I would say it is the other way around. Zope 3 has (through Grok and
other improvements) caught up with the rest of the world in terms of
usability.
I doubt any framework will catch up with Zope 3 by incremental
improvements. It requires a total rewrite (in the same way as Zope 3
is a rewrite of Zope 2). Zope 3 is a component based framework from
the origin, the others are not.
Where Grok/Zope3 might be lacking is in the get-your-admin-interface-
for-free department and out-of-the-box UI-goodies. The prior is not a
biggie for me, but the latter is a bit of a bummer. UI-elements will
tend to be unpolished = you have to polish them yourself.

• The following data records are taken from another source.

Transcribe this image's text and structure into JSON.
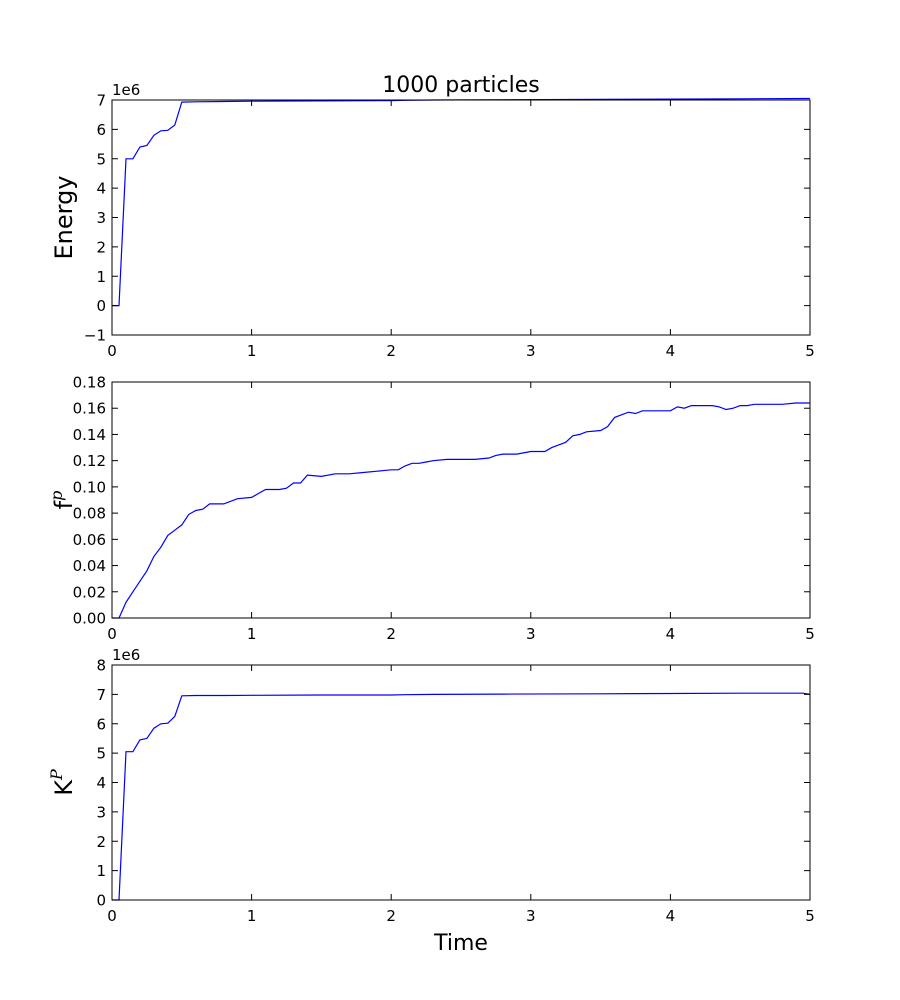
{
  "figure": {
    "background": "#ffffff"
  },
  "chart_data": [
    {
      "type": "line",
      "title": "1000 particles",
      "xlabel": "",
      "ylabel": "Energy",
      "y_offset_label": "1e6",
      "xlim": [
        0,
        5
      ],
      "ylim": [
        -1,
        7
      ],
      "xticks": [
        0,
        1,
        2,
        3,
        4,
        5
      ],
      "xtick_labels": [
        "0",
        "1",
        "2",
        "3",
        "4",
        "5"
      ],
      "yticks": [
        -1,
        0,
        1,
        2,
        3,
        4,
        5,
        6,
        7
      ],
      "ytick_labels": [
        "−1",
        "0",
        "1",
        "2",
        "3",
        "4",
        "5",
        "6",
        "7"
      ],
      "grid": false,
      "color": "#0000ff",
      "series": [
        {
          "x": [
            0,
            0.05,
            0.1,
            0.15,
            0.2,
            0.25,
            0.3,
            0.35,
            0.4,
            0.45,
            0.5,
            0.6,
            0.8,
            1.0,
            1.5,
            2.0,
            2.1,
            2.3,
            2.8,
            3.5,
            4.0,
            4.5,
            5.0
          ],
          "y": [
            0,
            0,
            5.0,
            5.0,
            5.4,
            5.45,
            5.8,
            5.95,
            5.97,
            6.15,
            6.93,
            6.94,
            6.95,
            6.96,
            6.97,
            6.98,
            6.99,
            7.0,
            7.01,
            7.02,
            7.03,
            7.04,
            7.05
          ]
        }
      ]
    },
    {
      "type": "line",
      "title": "",
      "xlabel": "",
      "ylabel": "f",
      "ylabel_sup": "p",
      "xlim": [
        0,
        5
      ],
      "ylim": [
        0,
        0.18
      ],
      "xticks": [
        0,
        1,
        2,
        3,
        4,
        5
      ],
      "xtick_labels": [
        "0",
        "1",
        "2",
        "3",
        "4",
        "5"
      ],
      "yticks": [
        0,
        0.02,
        0.04,
        0.06,
        0.08,
        0.1,
        0.12,
        0.14,
        0.16,
        0.18
      ],
      "ytick_labels": [
        "0.00",
        "0.02",
        "0.04",
        "0.06",
        "0.08",
        "0.10",
        "0.12",
        "0.14",
        "0.16",
        "0.18"
      ],
      "grid": false,
      "color": "#0000ff",
      "series": [
        {
          "x": [
            0,
            0.05,
            0.1,
            0.15,
            0.2,
            0.25,
            0.3,
            0.35,
            0.4,
            0.45,
            0.5,
            0.55,
            0.6,
            0.65,
            0.7,
            0.8,
            0.9,
            1.0,
            1.05,
            1.1,
            1.2,
            1.25,
            1.3,
            1.35,
            1.4,
            1.5,
            1.6,
            1.7,
            1.8,
            1.9,
            2.0,
            2.05,
            2.1,
            2.15,
            2.2,
            2.25,
            2.3,
            2.4,
            2.5,
            2.6,
            2.7,
            2.75,
            2.8,
            2.9,
            3.0,
            3.1,
            3.15,
            3.2,
            3.25,
            3.3,
            3.35,
            3.4,
            3.5,
            3.55,
            3.6,
            3.7,
            3.75,
            3.8,
            3.9,
            4.0,
            4.05,
            4.1,
            4.15,
            4.2,
            4.3,
            4.35,
            4.4,
            4.45,
            4.5,
            4.55,
            4.6,
            4.7,
            4.8,
            4.9,
            5.0
          ],
          "y": [
            0,
            0,
            0.012,
            0.02,
            0.028,
            0.036,
            0.047,
            0.054,
            0.063,
            0.067,
            0.071,
            0.079,
            0.082,
            0.083,
            0.087,
            0.087,
            0.091,
            0.092,
            0.095,
            0.098,
            0.098,
            0.099,
            0.103,
            0.103,
            0.109,
            0.108,
            0.11,
            0.11,
            0.111,
            0.112,
            0.113,
            0.113,
            0.116,
            0.118,
            0.118,
            0.119,
            0.12,
            0.121,
            0.121,
            0.121,
            0.122,
            0.124,
            0.125,
            0.125,
            0.127,
            0.127,
            0.13,
            0.132,
            0.134,
            0.139,
            0.14,
            0.142,
            0.143,
            0.146,
            0.153,
            0.157,
            0.156,
            0.158,
            0.158,
            0.158,
            0.161,
            0.16,
            0.162,
            0.162,
            0.162,
            0.161,
            0.159,
            0.16,
            0.162,
            0.162,
            0.163,
            0.163,
            0.163,
            0.164,
            0.164
          ]
        }
      ]
    },
    {
      "type": "line",
      "title": "",
      "xlabel": "Time",
      "ylabel": "K",
      "ylabel_sup": "P",
      "y_offset_label": "1e6",
      "xlim": [
        0,
        5
      ],
      "ylim": [
        0,
        8
      ],
      "xticks": [
        0,
        1,
        2,
        3,
        4,
        5
      ],
      "xtick_labels": [
        "0",
        "1",
        "2",
        "3",
        "4",
        "5"
      ],
      "yticks": [
        0,
        1,
        2,
        3,
        4,
        5,
        6,
        7,
        8
      ],
      "ytick_labels": [
        "0",
        "1",
        "2",
        "3",
        "4",
        "5",
        "6",
        "7",
        "8"
      ],
      "grid": false,
      "color": "#0000ff",
      "series": [
        {
          "x": [
            0,
            0.05,
            0.1,
            0.15,
            0.2,
            0.25,
            0.3,
            0.35,
            0.4,
            0.45,
            0.5,
            0.6,
            0.8,
            1.0,
            1.5,
            2.0,
            2.1,
            2.3,
            2.8,
            3.5,
            4.0,
            4.5,
            4.95,
            5.0
          ],
          "y": [
            0,
            0,
            5.05,
            5.05,
            5.45,
            5.5,
            5.85,
            6.0,
            6.02,
            6.25,
            6.95,
            6.96,
            6.96,
            6.97,
            6.98,
            6.98,
            6.99,
            7.0,
            7.01,
            7.02,
            7.03,
            7.04,
            7.04,
            7.0
          ]
        }
      ]
    }
  ]
}
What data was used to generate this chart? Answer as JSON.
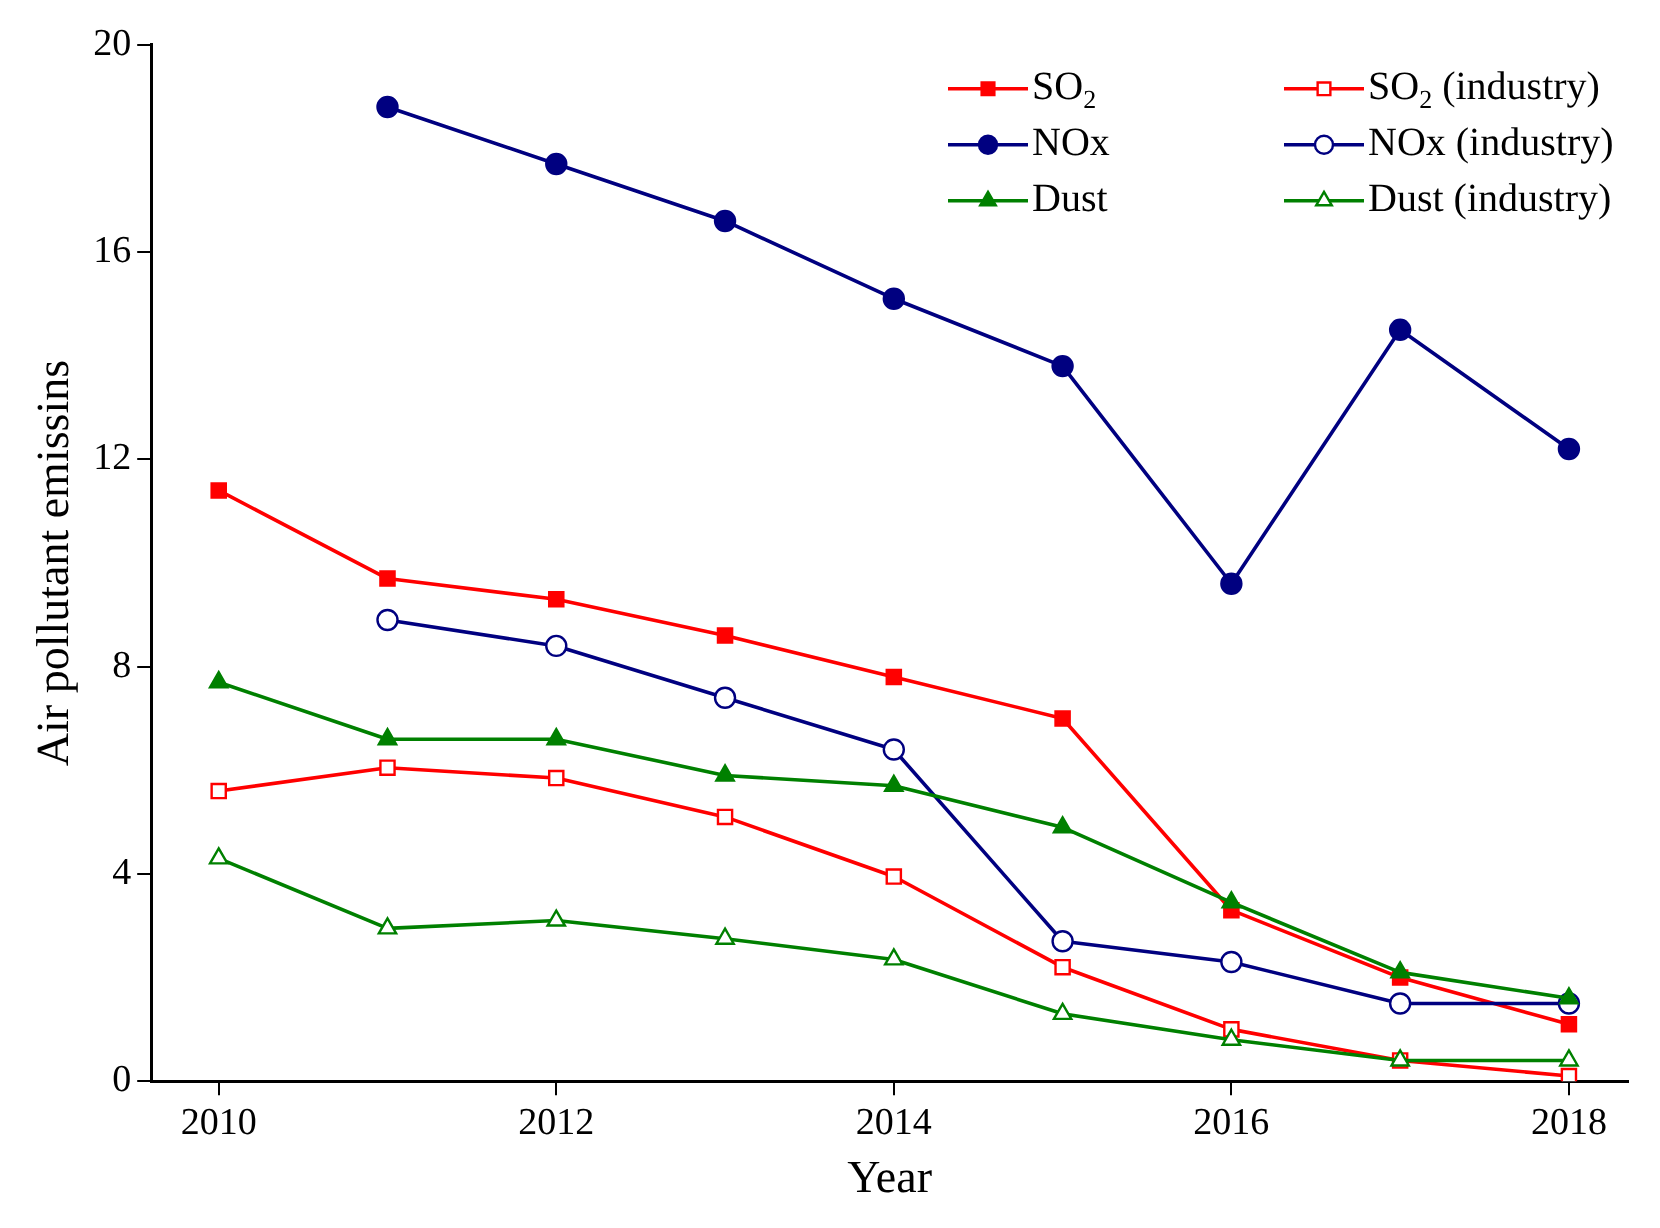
{
  "chart_data": {
    "type": "line",
    "xlabel": "Year",
    "ylabel": "Air pollutant emissins",
    "x": [
      2010,
      2011,
      2012,
      2013,
      2014,
      2015,
      2016,
      2017,
      2018
    ],
    "xlim": [
      2009.6,
      2018.35
    ],
    "xticks": [
      2010,
      2012,
      2014,
      2016,
      2018
    ],
    "ylim": [
      0,
      20
    ],
    "yticks": [
      0,
      4,
      8,
      12,
      16,
      20
    ],
    "grid": false,
    "legend": "top right",
    "line_style": "solid",
    "series": [
      {
        "name": "SO$_{2}$",
        "color": "#ff0000",
        "marker": "square",
        "values": [
          11.4,
          9.7,
          9.3,
          8.6,
          7.8,
          7.0,
          3.3,
          2.0,
          1.1
        ]
      },
      {
        "name": "SO$_{2}$ (industry)",
        "color": "#ff0000",
        "marker": "square",
        "values": [
          5.6,
          6.05,
          5.85,
          5.1,
          3.95,
          2.2,
          1.0,
          0.4,
          0.1
        ]
      },
      {
        "name": "NOx",
        "color": "#000080",
        "marker": "circle",
        "values": [
          null,
          18.8,
          17.7,
          16.6,
          15.1,
          13.8,
          9.6,
          14.5,
          12.2
        ]
      },
      {
        "name": "NOx (industry)",
        "color": "#000080",
        "marker": "circle",
        "values": [
          null,
          8.9,
          8.4,
          7.4,
          6.4,
          2.7,
          2.3,
          1.5,
          1.5
        ]
      },
      {
        "name": "Dust",
        "color": "#008000",
        "marker": "triangle",
        "values": [
          7.7,
          6.6,
          6.6,
          5.9,
          5.7,
          4.9,
          3.45,
          2.1,
          1.6
        ]
      },
      {
        "name": "Dust (industry)",
        "color": "#008000",
        "marker": "triangle",
        "values": [
          4.3,
          2.95,
          3.1,
          2.75,
          2.35,
          1.3,
          0.8,
          0.4,
          0.4
        ]
      }
    ]
  }
}
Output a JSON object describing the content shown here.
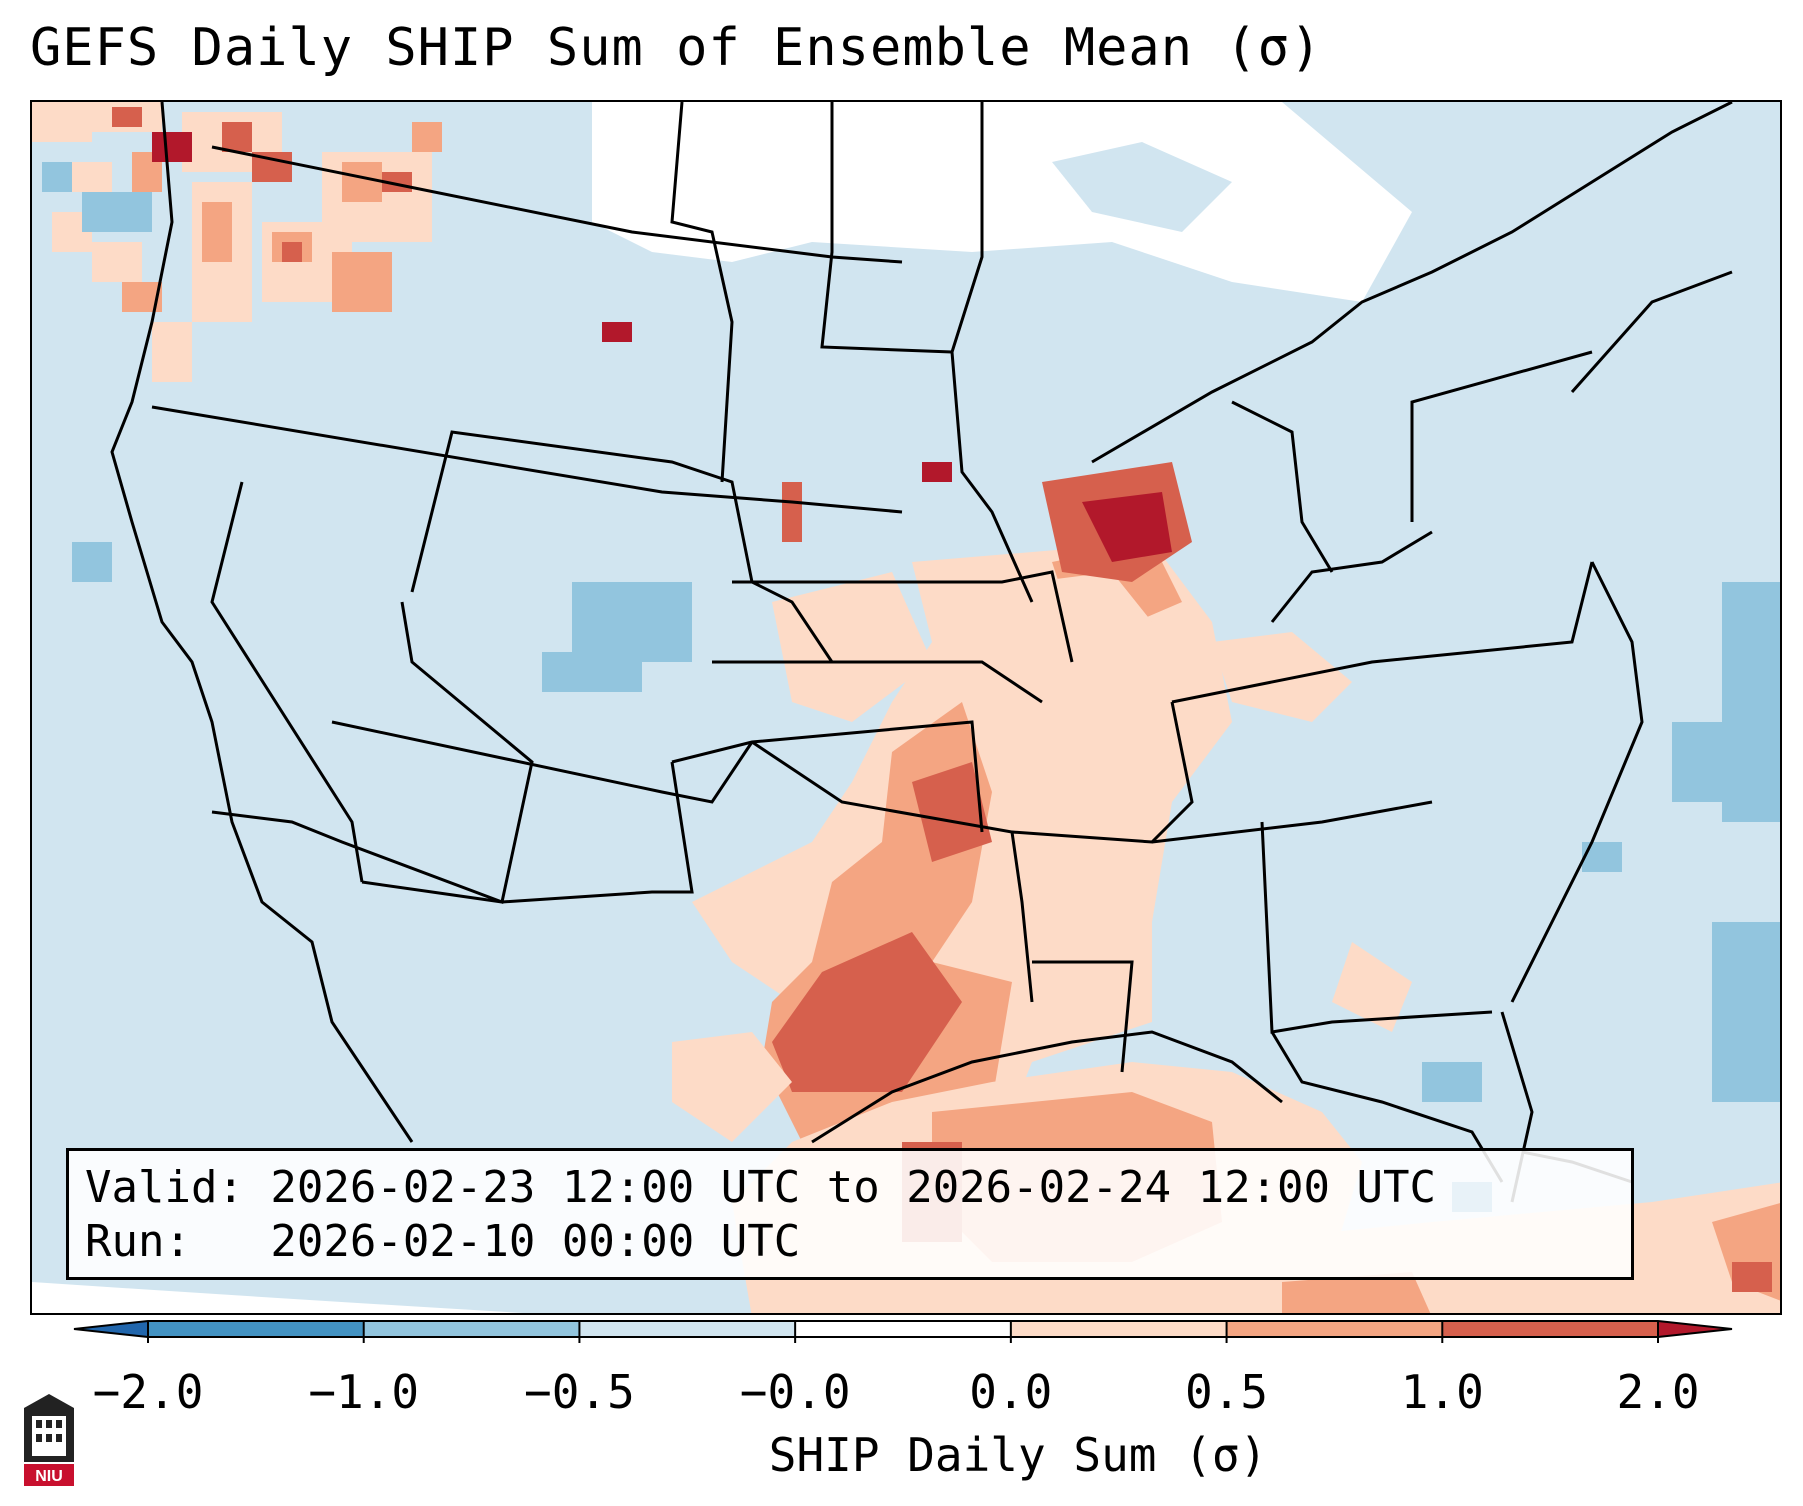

Grok/Zope3 is also a different mindset. Once you nail it, the code is
compact and efficient, but it can be a mind twister.
>
>
> Question 2, to people who came to zope via grok instead of the other
> way around: how quickly did you find you had to learn about zope3 gory
> details? I.e., how leaky of an abstraction layer is Grok?
>
I learnt Grok first (coming from Zope 2 TTW-development...). My
impression is that the abstraction layer is very solid. If you look at
the Grok code it is often quite trivial but the effects in terms of
increased usability are great.
Another factor is that you could at any time refactor the application
to be a vanilla Zope 3 app, although the general consensus on this
list is that you really shouldn't have to.